Life on board. Stranraer to Campbeltown part 1 of 3

A slightly delayed blog today, owning to the skipper having fallen asleep over his iPad while composing it last night!

Yesterday (Friday), the forecast was for moderate seas worsening to 'rough' (over 4m or 13feet) at times and with a strong wind warning with force 5 to 7. Rain expected, SW wind (about the only redeeming feature of the forecast). We intended to cross from Stranraer to Cambelltown, a passage of around 30nm of open sea, known for being influenced by the Mull of Kyntyre's fierce tides so with the poor weather and sea state this passage was not for the faint hearted. However, with a bit of careful tidal planning, a bad passage could be converted into a challenging one. We delayed slightly and left Stranraer at 1045 expecting to work the tides where possible and hoping for the 'rough' sea state forecast to be downgraded to 'moderate' as the synoptic charts suggested. But as always, we planned for the bad including identifying a (rather unattractive) port of refuge, and hoped for a 'not too uncomfortable' passage. Our confidence was not rewarded initially, as it rained heavily as soon as we made preparations to leave our comfortable berth, and indeed continued to do so on and off for much of the day. We could track the huge swathes of rain coming in on our radar, and rain in such quantities, locally called 'soft weather'  created a situation where any work was simply very wet. Notwithstanding this, the boat's design meant that no one needed foul weather gear at all. Remarkable. Indeed, our only enemy was the cold, which at 13 degrees and a strong 25knot wind meant that we were dressed accordingly. I understand he East coast of UK was having a 29 degree C heat wave. Ho hum! 

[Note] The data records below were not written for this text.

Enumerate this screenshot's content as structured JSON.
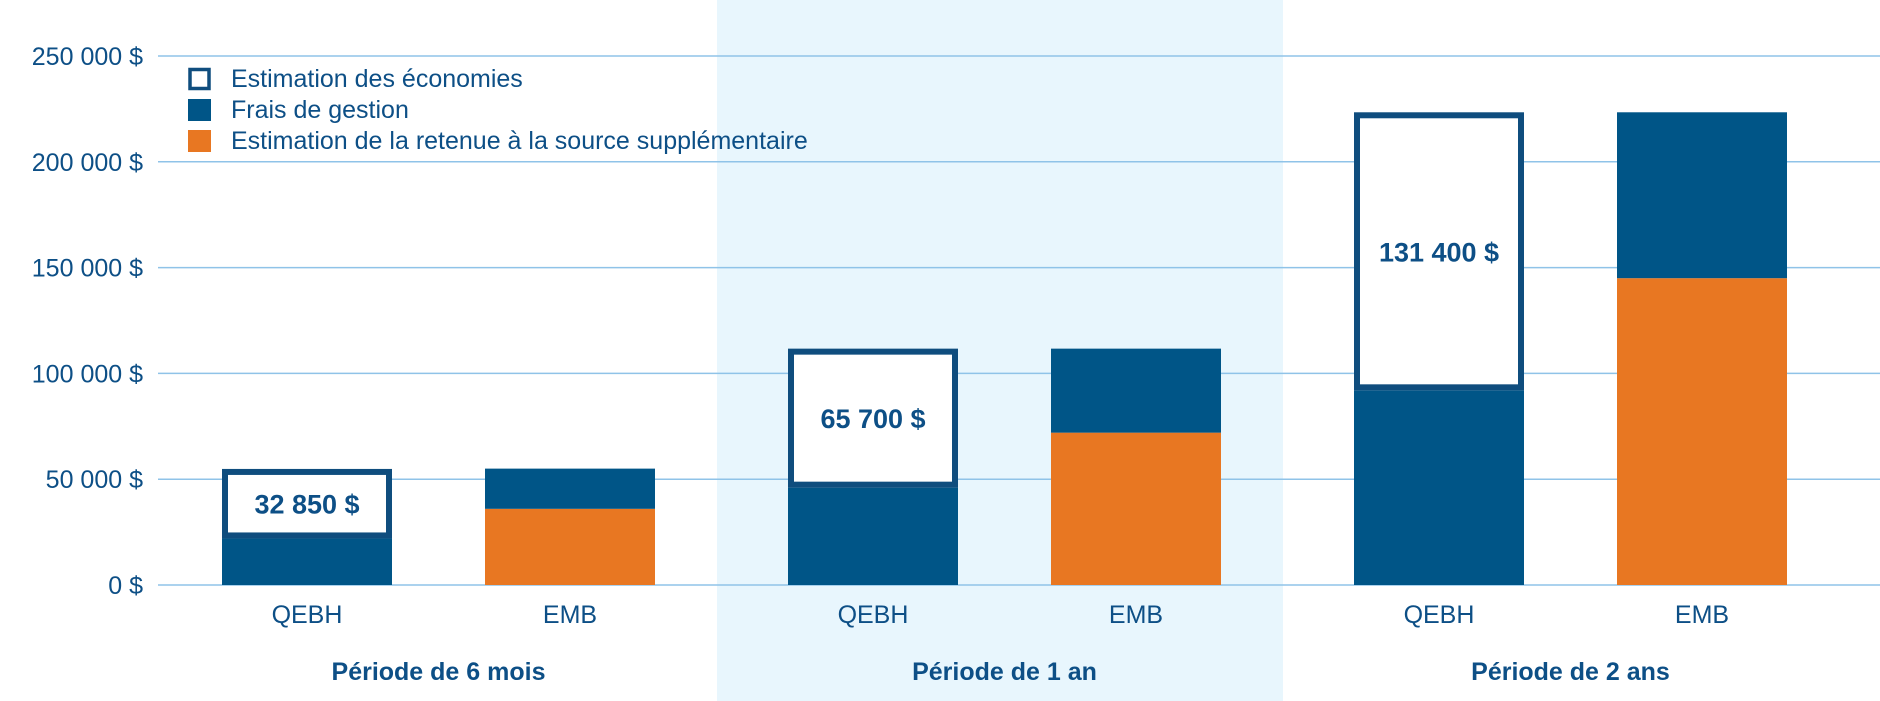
{
  "chart_data": {
    "type": "bar",
    "stacked": true,
    "colors": {
      "frais": "#005587",
      "retenue": "#e87722",
      "savings_outline": "#0f4d7e",
      "band": "#e8f6fd",
      "grid": "#8fc3e8",
      "text": "#0d4f86"
    },
    "legend": {
      "placement": "top-left",
      "items": [
        {
          "label": "Estimation des économies",
          "icon": "outline-square"
        },
        {
          "label": "Frais de gestion",
          "icon": "filled-square-blue"
        },
        {
          "label": "Estimation de la retenue à la source supplémentaire",
          "icon": "filled-square-orange"
        }
      ]
    },
    "ylim": [
      0,
      250000
    ],
    "y_ticks": [
      {
        "value": 0,
        "label": "0 $"
      },
      {
        "value": 50000,
        "label": "50 000 $"
      },
      {
        "value": 100000,
        "label": "100 000 $"
      },
      {
        "value": 150000,
        "label": "150 000 $"
      },
      {
        "value": 200000,
        "label": "200 000 $"
      },
      {
        "value": 250000,
        "label": "250 000 $"
      }
    ],
    "grid": true,
    "groups": [
      {
        "label": "Période de 6 mois",
        "shaded": false,
        "bars": [
          {
            "category": "QEBH",
            "frais": 22000,
            "retenue": 0,
            "savings": 32850,
            "savings_label": "32 850 $"
          },
          {
            "category": "EMB",
            "frais": 19000,
            "retenue": 36000,
            "savings": 0,
            "savings_label": ""
          }
        ]
      },
      {
        "label": "Période de 1 an",
        "shaded": true,
        "bars": [
          {
            "category": "QEBH",
            "frais": 46000,
            "retenue": 0,
            "savings": 65700,
            "savings_label": "65 700 $"
          },
          {
            "category": "EMB",
            "frais": 39700,
            "retenue": 72000,
            "savings": 0,
            "savings_label": ""
          }
        ]
      },
      {
        "label": "Période de 2 ans",
        "shaded": false,
        "bars": [
          {
            "category": "QEBH",
            "frais": 92000,
            "retenue": 0,
            "savings": 131400,
            "savings_label": "131 400 $"
          },
          {
            "category": "EMB",
            "frais": 78400,
            "retenue": 145000,
            "savings": 0,
            "savings_label": ""
          }
        ]
      }
    ]
  }
}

Fashion, of course, is important at such times. So, I attach two photos. Firstly one of me, modelling the latest snood and fleece combo, offset by a smart self inflating life jacket sporting strengthened harness point. In an early pre-trip experiment, I followed the complicated instructions to make the snood into a bandana. I was convinced that with poor light and a fleeting glance I might look like Brad Pitt in Seven years in Tibet. Oscar thought I just looked like a smurf.

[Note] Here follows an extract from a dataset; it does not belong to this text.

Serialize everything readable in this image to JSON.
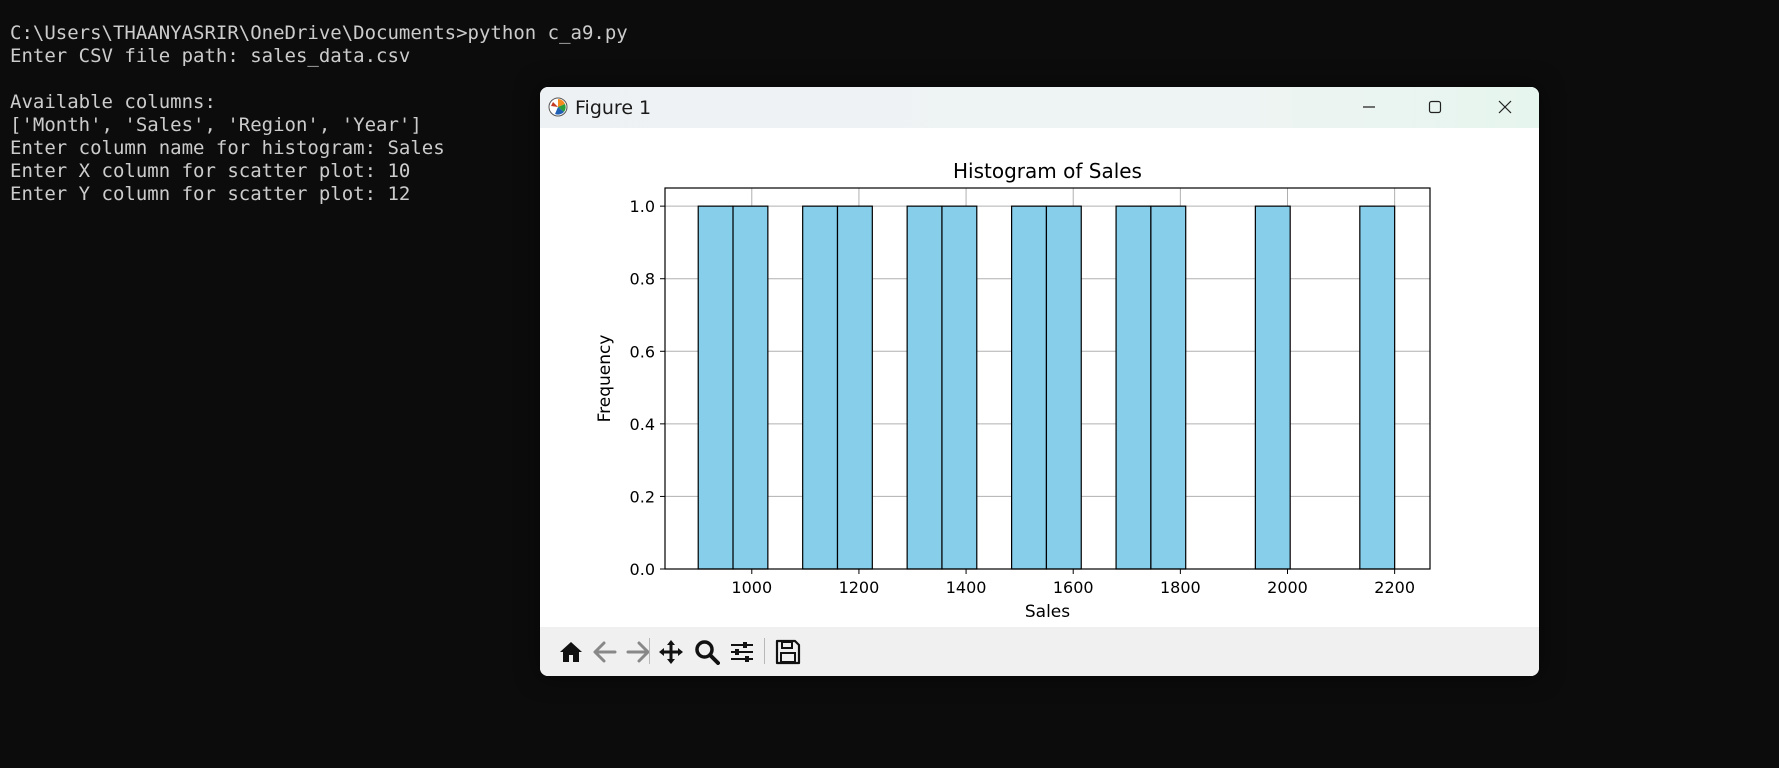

Secondly, I shall post a picture of the Dynamic Duo fearlessly tackling the raging seas. Shackleton move over. Chris is modelling the latest edition of board shorts and eyepiece accessories with life jacket subtley hidden (please don't write in) creating the merest nuance of rugged danger, while Andy shows his commanding demeanour at the helm with his own competing range of buffs, this one having a repeating skull motif in azure contrasting with the rouge solidity of his elegant jacket. It's a pity that this vision of elegance was witnessed only by the birds. Voting for the best dressed mariner will start at 1400 GMT.

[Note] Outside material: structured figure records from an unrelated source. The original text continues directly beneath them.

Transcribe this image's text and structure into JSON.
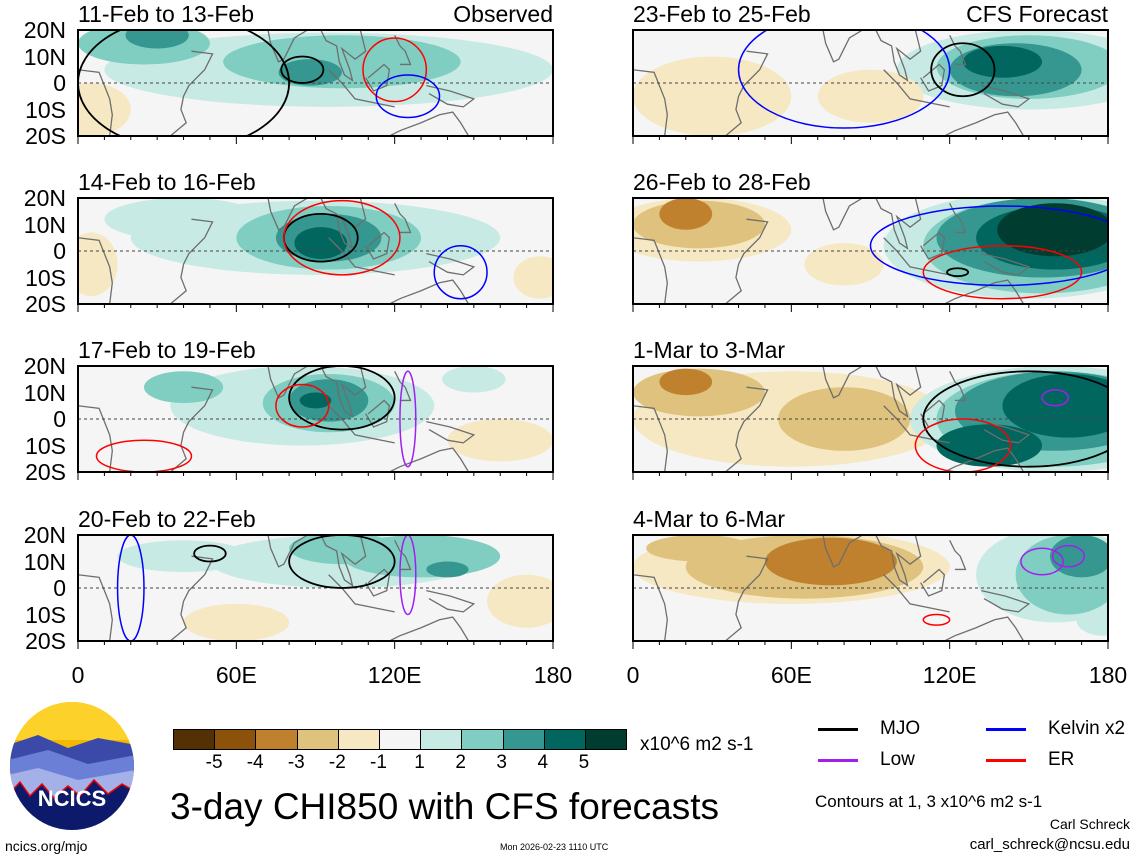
{
  "title": "3-day CHI850 with CFS forecasts",
  "units": "x10^6 m2 s-1",
  "contour_note": "Contours at 1, 3 x10^6 m2 s-1",
  "author": "Carl Schreck",
  "email": "carl_schreck@ncsu.edu",
  "site": "ncics.org/mjo",
  "timestamp": "Mon 2026-02-23 1110 UTC",
  "logo_text": "NCICS",
  "lat_labels": [
    "20N",
    "10N",
    "0",
    "10S",
    "20S"
  ],
  "lon_labels": [
    "0",
    "60E",
    "120E",
    "180"
  ],
  "colorbar": {
    "labels": [
      "-5",
      "-4",
      "-3",
      "-2",
      "-1",
      "1",
      "2",
      "3",
      "4",
      "5"
    ],
    "colors": [
      "#543005",
      "#8c510a",
      "#bf812d",
      "#dfc27d",
      "#f6e8c3",
      "#f5f5f5",
      "#c7eae5",
      "#80cdc1",
      "#35978f",
      "#01665e",
      "#003c30"
    ]
  },
  "legend": [
    {
      "label": "MJO",
      "color": "#000000"
    },
    {
      "label": "Kelvin x2",
      "color": "#0000ff"
    },
    {
      "label": "Low",
      "color": "#a020f0"
    },
    {
      "label": "ER",
      "color": "#ff0000"
    }
  ],
  "chart_data": {
    "type": "heatmap",
    "variable": "CHI850 anomaly",
    "xrange": [
      0,
      180
    ],
    "yrange": [
      -20,
      20
    ],
    "panels": [
      {
        "title": "11-Feb to 13-Feb",
        "label": "Observed",
        "blobs": [
          [
            95,
            5,
            85,
            14,
            1
          ],
          [
            5,
            -10,
            15,
            10,
            -1
          ],
          [
            25,
            15,
            25,
            8,
            2
          ],
          [
            100,
            8,
            45,
            10,
            2
          ],
          [
            30,
            18,
            12,
            5,
            3
          ],
          [
            88,
            4,
            12,
            5,
            3
          ]
        ],
        "contours": [
          [
            "MJO",
            85,
            5,
            8,
            5
          ],
          [
            "ER",
            120,
            5,
            12,
            12
          ],
          [
            "Kelvin",
            125,
            -5,
            12,
            8
          ],
          [
            "MJO",
            40,
            0,
            40,
            25
          ]
        ]
      },
      {
        "title": "14-Feb to 16-Feb",
        "label": "",
        "blobs": [
          [
            90,
            5,
            70,
            14,
            1
          ],
          [
            40,
            12,
            30,
            8,
            1
          ],
          [
            5,
            -5,
            10,
            12,
            -1
          ],
          [
            175,
            -10,
            10,
            8,
            -1
          ],
          [
            95,
            5,
            35,
            12,
            2
          ],
          [
            95,
            5,
            20,
            9,
            3
          ],
          [
            92,
            3,
            10,
            6,
            4
          ]
        ],
        "contours": [
          [
            "MJO",
            92,
            5,
            14,
            9
          ],
          [
            "ER",
            100,
            5,
            22,
            14
          ],
          [
            "Kelvin",
            145,
            -8,
            10,
            10
          ]
        ]
      },
      {
        "title": "17-Feb to 19-Feb",
        "label": "",
        "blobs": [
          [
            85,
            5,
            50,
            15,
            1
          ],
          [
            150,
            15,
            12,
            5,
            1
          ],
          [
            160,
            -8,
            20,
            8,
            -1
          ],
          [
            40,
            12,
            15,
            6,
            2
          ],
          [
            95,
            6,
            25,
            11,
            2
          ],
          [
            95,
            7,
            15,
            8,
            3
          ],
          [
            90,
            7,
            6,
            3,
            4
          ]
        ],
        "contours": [
          [
            "MJO",
            100,
            8,
            20,
            12
          ],
          [
            "ER",
            85,
            5,
            10,
            8
          ],
          [
            "ER",
            25,
            -14,
            18,
            6
          ],
          [
            "Low",
            125,
            0,
            3,
            18
          ]
        ]
      },
      {
        "title": "20-Feb to 22-Feb",
        "label": "",
        "blobs": [
          [
            100,
            10,
            50,
            10,
            1
          ],
          [
            40,
            12,
            25,
            6,
            1
          ],
          [
            60,
            -13,
            20,
            7,
            -1
          ],
          [
            170,
            -5,
            15,
            10,
            -1
          ],
          [
            130,
            12,
            30,
            8,
            2
          ],
          [
            100,
            15,
            20,
            6,
            2
          ],
          [
            140,
            7,
            8,
            3,
            3
          ]
        ],
        "contours": [
          [
            "MJO",
            100,
            10,
            20,
            10
          ],
          [
            "MJO",
            50,
            13,
            6,
            3
          ],
          [
            "Kelvin",
            20,
            0,
            5,
            20
          ],
          [
            "Low",
            125,
            5,
            3,
            15
          ]
        ]
      },
      {
        "title": "23-Feb to 25-Feb",
        "label": "CFS Forecast",
        "blobs": [
          [
            150,
            5,
            50,
            15,
            1
          ],
          [
            30,
            -5,
            30,
            15,
            -1
          ],
          [
            90,
            -5,
            20,
            10,
            -1
          ],
          [
            150,
            6,
            35,
            12,
            2
          ],
          [
            145,
            5,
            25,
            10,
            3
          ],
          [
            140,
            8,
            15,
            6,
            4
          ]
        ],
        "contours": [
          [
            "MJO",
            125,
            5,
            12,
            10
          ],
          [
            "Kelvin",
            80,
            5,
            40,
            22
          ]
        ]
      },
      {
        "title": "26-Feb to 28-Feb",
        "label": "",
        "blobs": [
          [
            150,
            2,
            55,
            20,
            1
          ],
          [
            25,
            8,
            35,
            12,
            -1
          ],
          [
            80,
            -5,
            15,
            8,
            -1
          ],
          [
            25,
            10,
            25,
            9,
            -2
          ],
          [
            20,
            14,
            10,
            6,
            -3
          ],
          [
            155,
            2,
            45,
            18,
            2
          ],
          [
            155,
            5,
            40,
            15,
            3
          ],
          [
            160,
            5,
            30,
            12,
            4
          ],
          [
            160,
            8,
            22,
            10,
            5
          ]
        ],
        "contours": [
          [
            "ER",
            140,
            -8,
            30,
            10
          ],
          [
            "Kelvin",
            140,
            2,
            50,
            15
          ],
          [
            "MJO",
            123,
            -8,
            4,
            1.5
          ]
        ]
      },
      {
        "title": "1-Mar to 3-Mar",
        "label": "",
        "blobs": [
          [
            60,
            0,
            60,
            18,
            -1
          ],
          [
            160,
            0,
            55,
            20,
            1
          ],
          [
            80,
            0,
            25,
            12,
            -2
          ],
          [
            25,
            10,
            25,
            9,
            -2
          ],
          [
            20,
            14,
            10,
            5,
            -3
          ],
          [
            160,
            0,
            45,
            18,
            2
          ],
          [
            160,
            3,
            38,
            15,
            3
          ],
          [
            165,
            5,
            25,
            12,
            4
          ],
          [
            135,
            -10,
            20,
            8,
            4
          ]
        ],
        "contours": [
          [
            "MJO",
            150,
            0,
            40,
            18
          ],
          [
            "ER",
            125,
            -10,
            18,
            10
          ],
          [
            "Low",
            160,
            8,
            5,
            3
          ]
        ]
      },
      {
        "title": "4-Mar to 6-Mar",
        "label": "",
        "blobs": [
          [
            60,
            8,
            60,
            14,
            -1
          ],
          [
            160,
            5,
            30,
            18,
            1
          ],
          [
            178,
            -12,
            10,
            6,
            1
          ],
          [
            65,
            8,
            45,
            12,
            -2
          ],
          [
            25,
            15,
            20,
            5,
            -2
          ],
          [
            75,
            10,
            25,
            9,
            -3
          ],
          [
            165,
            5,
            20,
            15,
            2
          ],
          [
            170,
            12,
            12,
            8,
            3
          ]
        ],
        "contours": [
          [
            "Low",
            155,
            10,
            8,
            5
          ],
          [
            "Low",
            165,
            12,
            6,
            4
          ],
          [
            "ER",
            115,
            -12,
            5,
            2
          ]
        ]
      }
    ]
  }
}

And so, back to the passage. The seas were at the larger end of 'moderate' at times, and 'rough' was indeed downgraded. It rained, and rained a bit more, and the boat sailed beautifully on a stable and comfortable course at 8 knots or so, with a second reef in the main and full genoa, then just the first reef, then none at all as the wind dropped to F3 to F5. Modern cats like to surf, and during the more spicy part if the passage we briefly witnessed our speed at 14 knots over the ground as we surfed down a rather large wave, indeed rather too large for comfort. At 1700, pretty close to plan, we reached Campbeltown marina who had fitted us in at short notice, quite a feat given our size and beam, and their modest facilities. The staff were brilliant, although we were moved, in the exact middle of our berthing manoeuvre, to another position, rafted up against a large motor boat. The owner, Jan, was on board and having ascertained we were not going to damage his vessel, was very friendly, asking us on board for a beer. After such a succesful day of spectacular and challenging sailing, we accepted his kind offer and chilled before a shore raid on the local co op and then repaired to a splendid supper at the Royal hotel. A fantastic day with great friends.